Write down the variance of \(Z_1\):

\[\text{Var}(Z_1) = E(Z_1^2) = \frac{1}{n}\sum_{i = 1}^n z_{i1}^2=\frac{1}{n}\sum_{i = 1}^n (\sum_{j = 1}^p \phi_{j1} x_{ij})^2 \]

We would like to find the direction (the coefficients \(\phi_{j1}\)’s) that maximizes the variance of \(Z_1\):

\[\max_{\phi_{11}, \dots, \phi_{p1}} \text{Var}(Z_1) = \max_{\phi_{11}, \dots, \phi_{p1}} \frac{1}{n}\sum_{i = 1}^n (\sum_{j = 1}^p \phi_{j1} x_{ij})^2 \] subject to the normalization constraint \(\sum _{i=1}^{p} \phi_{i1}^2 = 1\).

Optimization

\[\text{Var}(Z_1) = E(Z_1^2) = \frac{1}{n}\sum_{i = 1}^n z_{i1}^2 = \left\lVert z_{1} \right\rVert^2 = \left\lVert X\phi_1 \right\rVert^2 = \phi_1^T X^T X \phi_1\]

subject to \(\phi_1^T \phi_1 = 1\)

Use Lagrange multipliers to solve the constrained optimization problem:

\[ L(\phi_1, \lambda) = \phi_1^T X^T X \phi_1 - \lambda (\phi_1^T \phi_1 - 1)\] Take the derivative and set it to zero gives \[X^TX\phi_1 = \lambda \phi_1\]

This is the eigenvalue equation for the matrix \(X^TX\).

Recognize \(X^TX\) is related the covariance matrix: \(S = \frac{1}{n-1}X^TX\), the first principal component (\(\phi_1\)) is the eigenvector of \(X^TX\) corresponding to the largest eigenvalue.

Computation

The first principal component (\(\phi_1\)) is the eigenvector of \(X^TX\) corresponding to the largest eigenvalue.
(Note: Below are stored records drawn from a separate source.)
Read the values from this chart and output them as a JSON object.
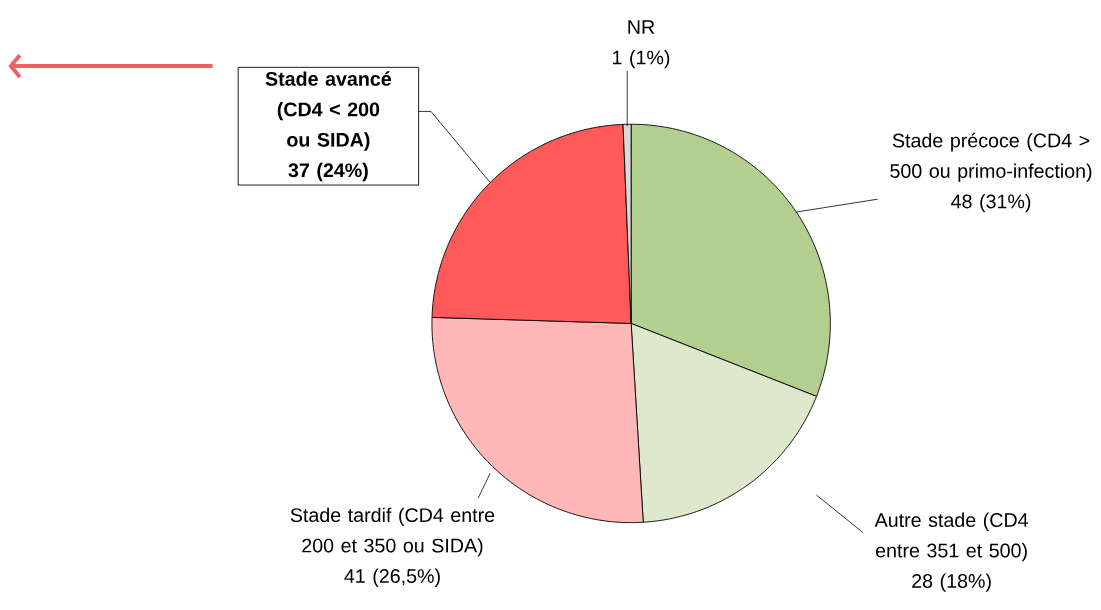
{
  "chart_data": {
    "type": "pie",
    "categories": [
      "Stade précoce (CD4 > 500 ou primo-infection)",
      "Autre stade (CD4 entre 351 et 500)",
      "Stade tardif (CD4 entre 200 et 350 ou SIDA)",
      "Stade avancé (CD4 < 200 ou SIDA)",
      "NR"
    ],
    "values": [
      48,
      28,
      41,
      37,
      1
    ],
    "colors": [
      "#b3cf8f",
      "#dde8cc",
      "#ffb7b7",
      "#ff5a5a",
      "#d9d9d9"
    ],
    "value_labels": [
      "48 (31%)",
      "28 (18%)",
      "41 (26,5%)",
      "37 (24%)",
      "1 (1%)"
    ]
  }
}
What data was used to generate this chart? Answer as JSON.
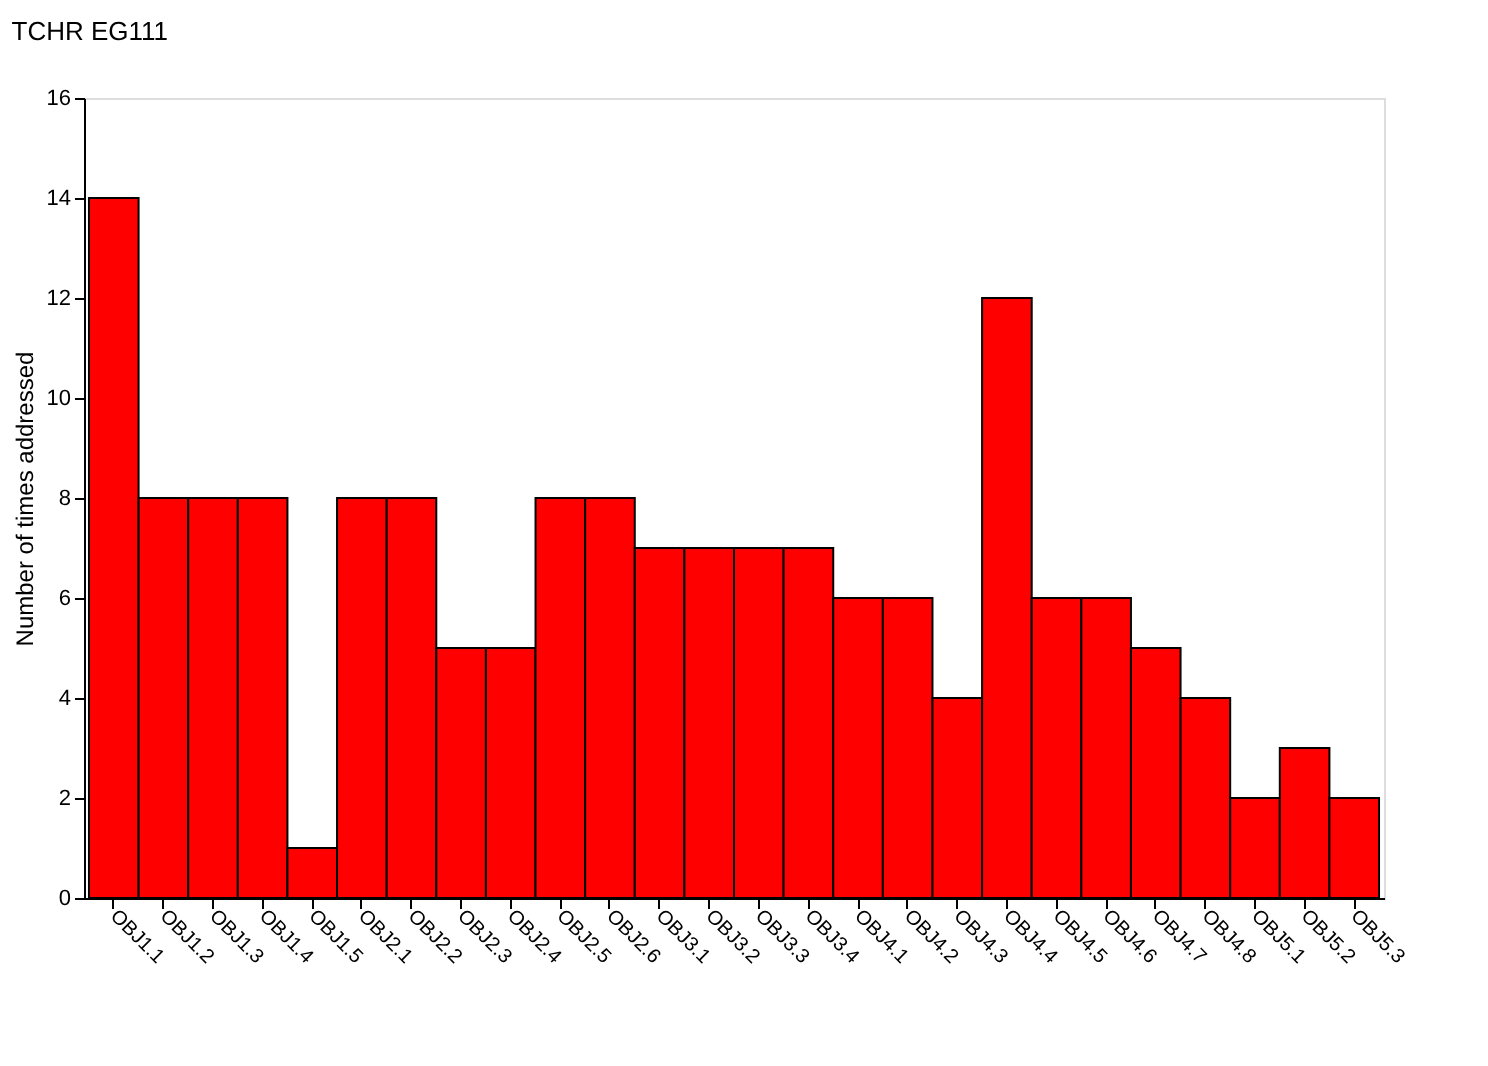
{
  "chart_data": {
    "type": "bar",
    "title": "TCHR   EG111",
    "ylabel": "Number of times addressed",
    "categories": [
      "OBJ1.1",
      "OBJ1.2",
      "OBJ1.3",
      "OBJ1.4",
      "OBJ1.5",
      "OBJ2.1",
      "OBJ2.2",
      "OBJ2.3",
      "OBJ2.4",
      "OBJ2.5",
      "OBJ2.6",
      "OBJ3.1",
      "OBJ3.2",
      "OBJ3.3",
      "OBJ3.4",
      "OBJ4.1",
      "OBJ4.2",
      "OBJ4.3",
      "OBJ4.4",
      "OBJ4.5",
      "OBJ4.6",
      "OBJ4.7",
      "OBJ4.8",
      "OBJ5.1",
      "OBJ5.2",
      "OBJ5.3"
    ],
    "values": [
      14,
      8,
      8,
      8,
      1,
      8,
      8,
      5,
      5,
      8,
      8,
      7,
      7,
      7,
      7,
      6,
      6,
      4,
      12,
      6,
      6,
      5,
      4,
      2,
      3,
      2
    ],
    "color": "#ff0000",
    "ylim": [
      0,
      16
    ],
    "yticks": [
      0,
      2,
      4,
      6,
      8,
      10,
      12,
      14,
      16
    ],
    "grid": false
  }
}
This can be obtained through:

  1. Singular value decomposition (SVD) of \(X\) (always apply):

\[X = UDV^T\]

  1. Eigen-decomposition of \(X^TX = (n-1) S\) (since \(X^TX\) is square):

\[X^TX = V D^2 V^T\]

where

  • \(X\) is a \(n \times p\) matrix
  • \(U\) is a \(n \times n\) orthogonal matrix (\(U^TU = 1\))
  • \(D\) is a \(n \times p\) diagonal matrix with non-negative elements (square root of the eigenvalues of \(X^TX\) arranged in descending order)
  • \(V\) is a \(p \times p\) orthogonal matrix (eigenvectors: \(V^TV = 1\))

Principal component analysis

The second principal component (PC2): \(Z_2 = \phi_{12}X_1 + \phi_{22}X_2 + \dots + \phi_{p2}X_p\)

The second principal component is the linear combination of \(X_1, X_2, \dots, X_p\) that has the largest variance out of all linear combinations that are uncorrelated with \(Z_1\).

subject to “\(Z_2\) being uncorrelated with \(Z_1\)”.

This is equivalent to constraining \(\phi_2\) to be orthogonal to \(\phi_1\), hence

\[\max_{\phi_{12}, \dots, \phi_{p2}} \text{Var}(Z_2) = \max_{\phi_{12}, \dots, \phi_{p2}} \frac{1}{n}\sum_{i = 1}^n (\sum_{j = 1}^p \phi_{j2} x_{ij})^2 \] subject to the normalization constraint \(\sum _{i=1}^{p} \phi_{i2}^2 = 1\) and the orthogonality constraint \(\sum_{i=1}^{p} \phi_{i1}\phi_{i2} = 0\).